(ATTN: RECASTS throughout with details, photos)
SEOUL/SOKCHO, Aug. 20 (Joint Press Corps-Yonhap) -- A group of 89 South Koreans left for North Korea Monday to meet their families separated by the 1950-53 Korean War.
South and North Korea will begin their weeklong family reunion events from Monday, the first such events since October 2015.
The elderly people and more than 300 others left for a Mount Kumgang resort on the North's east coast in nearly 30 buses in the morning from the northeastern coastal city of Sokcho, where they spent the night.
Some were in wheelchairs or supported by their accompanying families when they boarded the buses with bags of gifts prepared for their loved ones in the North.
Many of them waited in the hotel lobby way ahead of schedule for the departure.
"I slept before 9 p.m. last night and woke up at around 3 in the morning," said Shin Jong-ho, one of the elderly persons.
"I feel okay now with no health problems.
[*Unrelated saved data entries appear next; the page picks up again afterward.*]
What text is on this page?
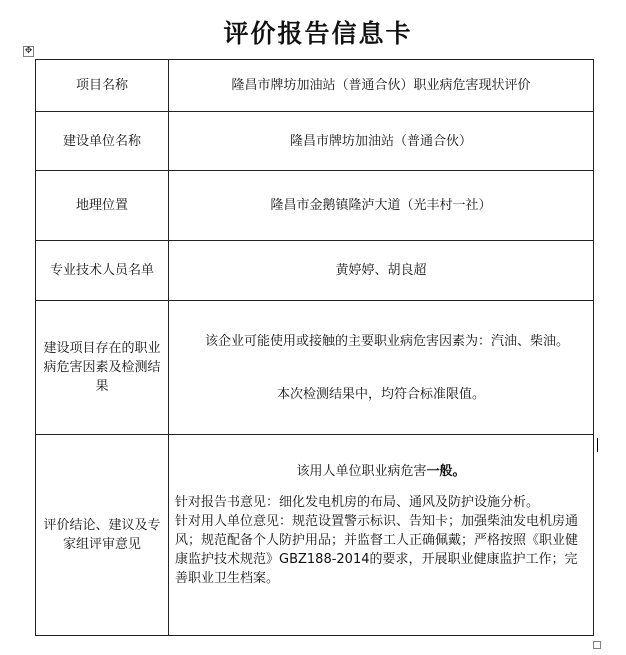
评价报告信息卡
✥
项目名称	隆昌市牌坊加油站（普通合伙）职业病危害现状评价
建设单位名称	隆昌市牌坊加油站（普通合伙）
地理位置	隆昌市金鹅镇隆泸大道（光丰村一社）
专业技术人员名单	黄婷婷、胡良超
建设项目存在的职业病危害因素及检测结果	该企业可能使用或接触的主要职业病危害因素为：汽油、柴油。
本次检测结果中，均符合标准限值。

评价结论、建议及专家组评审意见	该用人单位职业病危害一般。

针对报告书意见：细化发电机房的布局、通风及防护设施分析。

针对用人单位意见：规范设置警示标识、告知卡；加强柴油发电机房通风；规范配备个人防护用品；并监督工人正确佩戴；严格按照《职业健康监护技术规范》GBZ188-2014的要求，开展职业健康监护工作；完善职业卫生档案。
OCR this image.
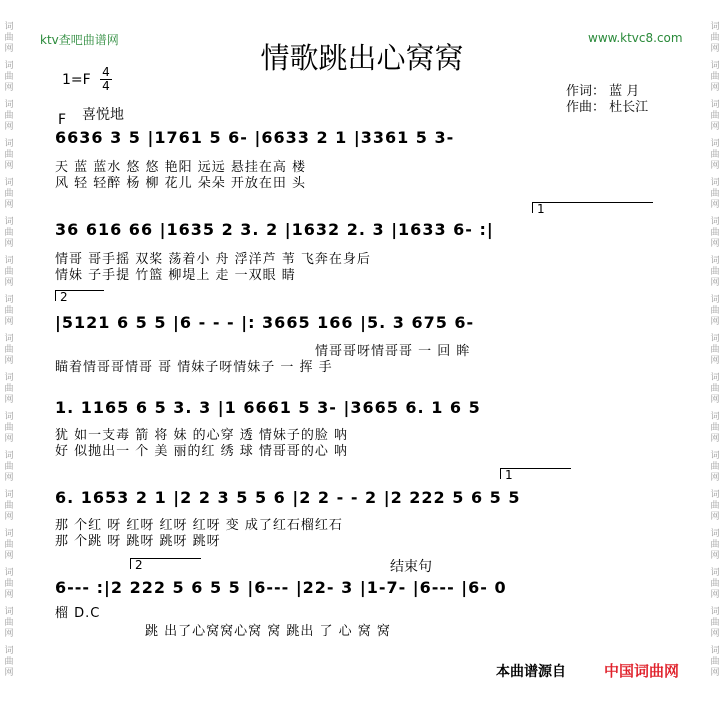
词
曲
网
词
曲
网
词
曲
网
词
曲
网
词
曲
网
词
曲
网
词
曲
网
词
曲
网
词
曲
网
词
曲
网
词
曲
网
词
曲
网
词
曲
网
词
曲
网
词
曲
网
词
曲
网
词
曲
网
词
曲
网
词
曲
网
词
曲
网
词
曲
网
词
曲
网
词
曲
网
词
曲
网
词
曲
网
词
曲
网
词
曲
网
词
曲
网
词
曲
网
词
曲
网
词
曲
网
词
曲
网
词
曲
网
词
曲
网
ktv查吧曲谱网	www.ktvc8.com
情歌跳出心窝窝
1=F 4
4	作词： 蓝 月
作曲： 杜长江
F 喜悦地
6636 3 5 |1761 5 6- |6633 2 1 |3361 5 3-
天 蓝 蓝水 悠 悠 艳阳 远远 悬挂在高 楼
风 轻 轻醉 杨 柳 花儿 朵朵 开放在田 头
1
36 616 66 |1635 2 3. 2 |1632 2. 3 |1633 6- :|
情哥 哥手摇 双桨 荡着小 舟 浮洋芦 苇 飞奔在身后
情妹 子手提 竹篮 柳堤上 走 一双眼 睛
2
|5121 6 5 5 |6 - - - |: 3665 166 |5. 3 675 6-
情哥哥呀情哥哥 一 回 眸
瞄着情哥哥情哥 哥 情妹子呀情妹子 一 挥 手
1. 1165 6 5 3. 3 |1 6661 5 3- |3665 6. 1 6 5
犹 如一支毒 箭 将 妹 的心穿 透 情妹子的脸 呐
好 似抛出一 个 美 丽的红 绣 球 情哥哥的心 呐
1
6. 1653 2 1 |2 2 3 5 5 6 |2 2 - - 2 |2 222 5 6 5 5
那 个红 呀 红呀 红呀 红呀 变 成了红石榴红石
那 个跳 呀 跳呀 跳呀 跳呀
2	结束句
6--- :|2 222 5 6 5 5 |6--- |22- 3 |1-7- |6--- |6- 0
榴 D.C
跳 出了心窝窝心窝 窝 跳出 了 心 窝 窝
本曲谱源自	中国词曲网
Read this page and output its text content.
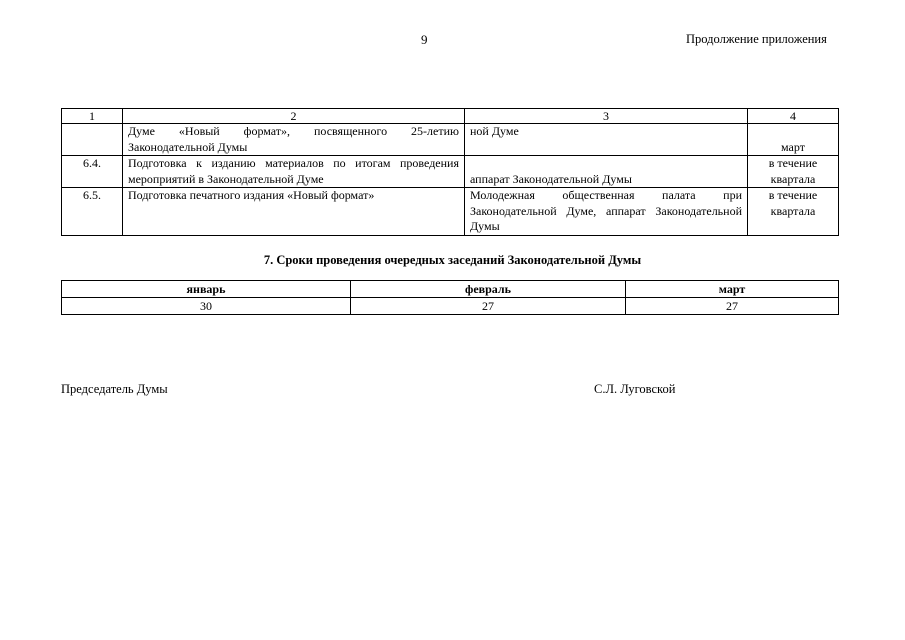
9	Продолжение приложения
1	2	3	4
	Думе «Новый формат», посвященного 25-летию Законодательной Думы	ной Думе	март
6.4.	Подготовка к изданию материалов по итогам проведения мероприятий в Законодательной Думе	аппарат Законодательной Думы	в течение квартала
6.5.	Подготовка печатного издания «Новый формат»	Молодежная общественная палата при Законодательной Думе, аппарат Законодательной Думы	в течение квартала
7. Сроки проведения очередных заседаний Законодательной Думы
январь	февраль	март
30	27	27
Председатель Думы	С.Л. Луговской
I hope that things continue like this when I arrive there," the 70-year-old added.
The first session of reunions is scheduled for 3 p.m., followed by a dinner hosted by the North Korean side.
On their second day, they are scheduled to meet again in the morning and have lunch together in their rooms, the first time for separated families to have such a private meeting since the reunion event started.
They will meet on six occasions lasting about a combined 11 hours during their three-day stay that will end Wednesday.
The South Korean participants are mostly in their 70s and 80s, with a 101-year-old man the oldest.
As many participants are elderly, reunions between parents and sons and daughters are rare. Most cases were meetings among cousins, nieces or nephews.
The government has dispatched around 30 medical staff to the venue to brace for any emergency cases among the participants.
From Friday to Sunday, 83 North Koreans will also be reunited with the families they have found alive in the South at the resort.
The family reunion is the result of an agreement the leaders of South and North Korea reached in April to address humanitarian issues arising from nearly seven decades of division caused by the Korean War.
The two Koreas have held 20 rounds of face-to-face family reunions since the first-ever inter-Korean summit in 2000. Some 57,000 South Koreans are waiting to be reunited with their families who might be living in the North.
The two Koreas technically remain at war as the Korean War ended only with an armistice, not a peace treaty.